What a wonderful and unique list! I really like the direction you went with this and I am going to be adding Kwaidan: Stories and Studies of Strange Things to my own Christmas wish list!
You set the bar incredibly high, Melinda — not only was your list beautifully crafted, but it was so comprehensive that I couldn’t imagine what I could add to it! Hence my decision to focus on books and movies with manga-reader appeal.
Kwaidan is definitely worth owning, BTW. A friend of mine has a 1934 edition that’s just breathtaking — the binding, the typesetting, and the plates are beautiful, putting my print-on-demand version with its odd line breaks and typos to shame. Someday when I have copious amounts of cash, I might just look for an earlier edition. If you like 1960s Japanese cinema, I’d also encourage you to rent Masaki Kobayashi’s film of the same name, which features two of the ghost stories from Hearn’s collection. It’s a little stagey, but visually striking.
Many thanks for the mention! (And a great selection all around!)
You’re welcome! The Four Immigrants Manga is a terrific book, and I never miss a chance to spread the word about it.
[...] This post was mentioned on Twitter by Stone Bridge Press, Jaime Starling. Jaime Starling said: RT @StoneBridgePub FOUR IMMIGRANTS MANGA makes Manga Critic's Gift Guide 2009! (& KWAIDAN makes the comments section…) http://ow.ly/Hk1U [...]
Great list. I recently picked up and fully enjoyed Mechademia 1. Sure its jargon-heavy, but sometimes its nice to sit back and feel cool knowing what they are talking about. [haha.] The articles were really interesting and informative, especially on Superflat. I recommend.
Thanks, Evan! I agree that Mechademia makes for good reading. I like the fact that each issue centers on a particular theme — that always challenges me to look at familiar titles in new ways.
Ooh, I didn’t know The Four Immigrants Manga was in print! It’s such a great historical work…Is there anywhere I can read a sample of Mechademia’s articles? Also, you reminded me how much I want to check out Kurosawa’s films. Thanks!

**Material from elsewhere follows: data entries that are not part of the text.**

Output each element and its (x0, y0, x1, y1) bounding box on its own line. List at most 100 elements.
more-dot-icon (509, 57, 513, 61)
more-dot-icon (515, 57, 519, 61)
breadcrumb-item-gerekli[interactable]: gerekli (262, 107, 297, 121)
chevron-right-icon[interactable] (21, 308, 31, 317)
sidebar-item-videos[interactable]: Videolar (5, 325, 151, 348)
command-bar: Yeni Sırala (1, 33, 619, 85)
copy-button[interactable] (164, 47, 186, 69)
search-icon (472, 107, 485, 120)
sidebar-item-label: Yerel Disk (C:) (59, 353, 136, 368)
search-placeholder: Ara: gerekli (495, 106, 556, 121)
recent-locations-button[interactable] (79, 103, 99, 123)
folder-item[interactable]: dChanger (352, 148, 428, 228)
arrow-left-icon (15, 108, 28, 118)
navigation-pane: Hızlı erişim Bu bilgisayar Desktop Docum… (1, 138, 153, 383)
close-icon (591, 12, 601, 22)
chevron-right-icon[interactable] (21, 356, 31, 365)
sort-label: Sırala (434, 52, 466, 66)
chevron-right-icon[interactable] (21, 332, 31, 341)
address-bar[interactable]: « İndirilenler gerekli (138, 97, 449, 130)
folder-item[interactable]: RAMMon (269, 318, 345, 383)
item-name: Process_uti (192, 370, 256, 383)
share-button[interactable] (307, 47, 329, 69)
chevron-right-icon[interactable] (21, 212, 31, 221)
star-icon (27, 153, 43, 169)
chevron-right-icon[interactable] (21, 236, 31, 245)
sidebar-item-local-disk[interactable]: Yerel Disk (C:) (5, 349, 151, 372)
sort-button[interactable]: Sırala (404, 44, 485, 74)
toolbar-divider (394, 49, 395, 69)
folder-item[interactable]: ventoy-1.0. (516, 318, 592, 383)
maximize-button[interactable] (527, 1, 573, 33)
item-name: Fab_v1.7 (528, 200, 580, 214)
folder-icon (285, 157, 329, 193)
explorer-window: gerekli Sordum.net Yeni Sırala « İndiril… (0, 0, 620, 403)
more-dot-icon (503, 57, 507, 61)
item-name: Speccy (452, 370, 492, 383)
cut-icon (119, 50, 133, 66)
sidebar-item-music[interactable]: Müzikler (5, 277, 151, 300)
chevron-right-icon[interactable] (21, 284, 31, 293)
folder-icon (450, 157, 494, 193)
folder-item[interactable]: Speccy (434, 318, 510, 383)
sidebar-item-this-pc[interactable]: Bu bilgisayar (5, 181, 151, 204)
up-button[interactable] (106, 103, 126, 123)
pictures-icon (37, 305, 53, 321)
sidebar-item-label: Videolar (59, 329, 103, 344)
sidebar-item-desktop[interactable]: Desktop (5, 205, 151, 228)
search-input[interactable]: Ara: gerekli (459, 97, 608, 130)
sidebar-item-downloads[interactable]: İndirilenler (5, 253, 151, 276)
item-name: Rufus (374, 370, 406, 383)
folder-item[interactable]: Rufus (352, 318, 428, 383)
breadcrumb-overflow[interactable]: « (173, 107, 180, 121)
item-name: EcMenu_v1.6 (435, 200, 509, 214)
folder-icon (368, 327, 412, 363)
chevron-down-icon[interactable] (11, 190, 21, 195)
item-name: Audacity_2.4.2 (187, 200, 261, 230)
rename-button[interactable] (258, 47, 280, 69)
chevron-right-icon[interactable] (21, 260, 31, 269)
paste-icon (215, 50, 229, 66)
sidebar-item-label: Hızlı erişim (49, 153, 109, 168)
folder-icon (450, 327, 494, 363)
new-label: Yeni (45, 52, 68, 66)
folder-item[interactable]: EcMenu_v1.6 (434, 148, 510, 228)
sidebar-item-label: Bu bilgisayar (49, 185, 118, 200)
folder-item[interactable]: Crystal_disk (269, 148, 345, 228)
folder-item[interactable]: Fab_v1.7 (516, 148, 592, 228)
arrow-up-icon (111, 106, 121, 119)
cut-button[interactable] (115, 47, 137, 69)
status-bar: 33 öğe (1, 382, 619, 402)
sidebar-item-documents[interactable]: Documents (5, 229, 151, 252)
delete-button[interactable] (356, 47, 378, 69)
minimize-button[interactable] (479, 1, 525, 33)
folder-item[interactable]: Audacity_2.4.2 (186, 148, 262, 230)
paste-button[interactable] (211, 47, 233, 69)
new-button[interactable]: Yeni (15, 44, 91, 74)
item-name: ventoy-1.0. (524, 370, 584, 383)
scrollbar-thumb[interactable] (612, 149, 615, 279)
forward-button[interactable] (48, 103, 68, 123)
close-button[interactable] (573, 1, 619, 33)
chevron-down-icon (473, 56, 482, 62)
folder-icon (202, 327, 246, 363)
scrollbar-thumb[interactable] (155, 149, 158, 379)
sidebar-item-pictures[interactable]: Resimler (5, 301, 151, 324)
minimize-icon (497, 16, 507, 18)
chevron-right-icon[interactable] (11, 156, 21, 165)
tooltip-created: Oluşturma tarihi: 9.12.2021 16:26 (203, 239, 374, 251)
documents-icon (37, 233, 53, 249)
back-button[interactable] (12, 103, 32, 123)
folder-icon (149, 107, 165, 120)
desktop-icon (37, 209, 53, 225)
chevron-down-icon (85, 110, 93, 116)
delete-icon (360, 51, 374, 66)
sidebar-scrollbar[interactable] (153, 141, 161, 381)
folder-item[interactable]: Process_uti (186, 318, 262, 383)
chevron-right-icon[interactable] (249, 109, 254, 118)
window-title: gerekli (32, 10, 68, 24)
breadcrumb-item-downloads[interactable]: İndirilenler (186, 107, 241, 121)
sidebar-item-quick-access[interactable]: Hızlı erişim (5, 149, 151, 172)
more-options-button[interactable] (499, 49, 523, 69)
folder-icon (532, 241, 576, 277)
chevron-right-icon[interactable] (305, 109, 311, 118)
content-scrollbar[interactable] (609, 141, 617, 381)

Mechademia is such a new journal that you probably won’t be able to find its articles through a free service like JSTOR. Your best bet would be the library. There are copies available through Amazon in the $12-$14 range, though I completely understand why you’d want to sample something like that before committing to buy.
Thanks for the feedback — glad the list was helpful!
[...] more ideas? Then check out my 2009 gift guide, or check back tomorrow when I’ll be posting another suggestion for [...]
If you like Kwaidan, be sure to check out its author, as well. Lafcadio Hearn wrote quite a bit, and his life is fascinating and somewhat inspiring if you’re a “gaijin” who loves Japan.
Thanks for the suggestion! I did a little research on Hearn after reading Kwaidan, and will definitely be looking for some of his other writing about Japan.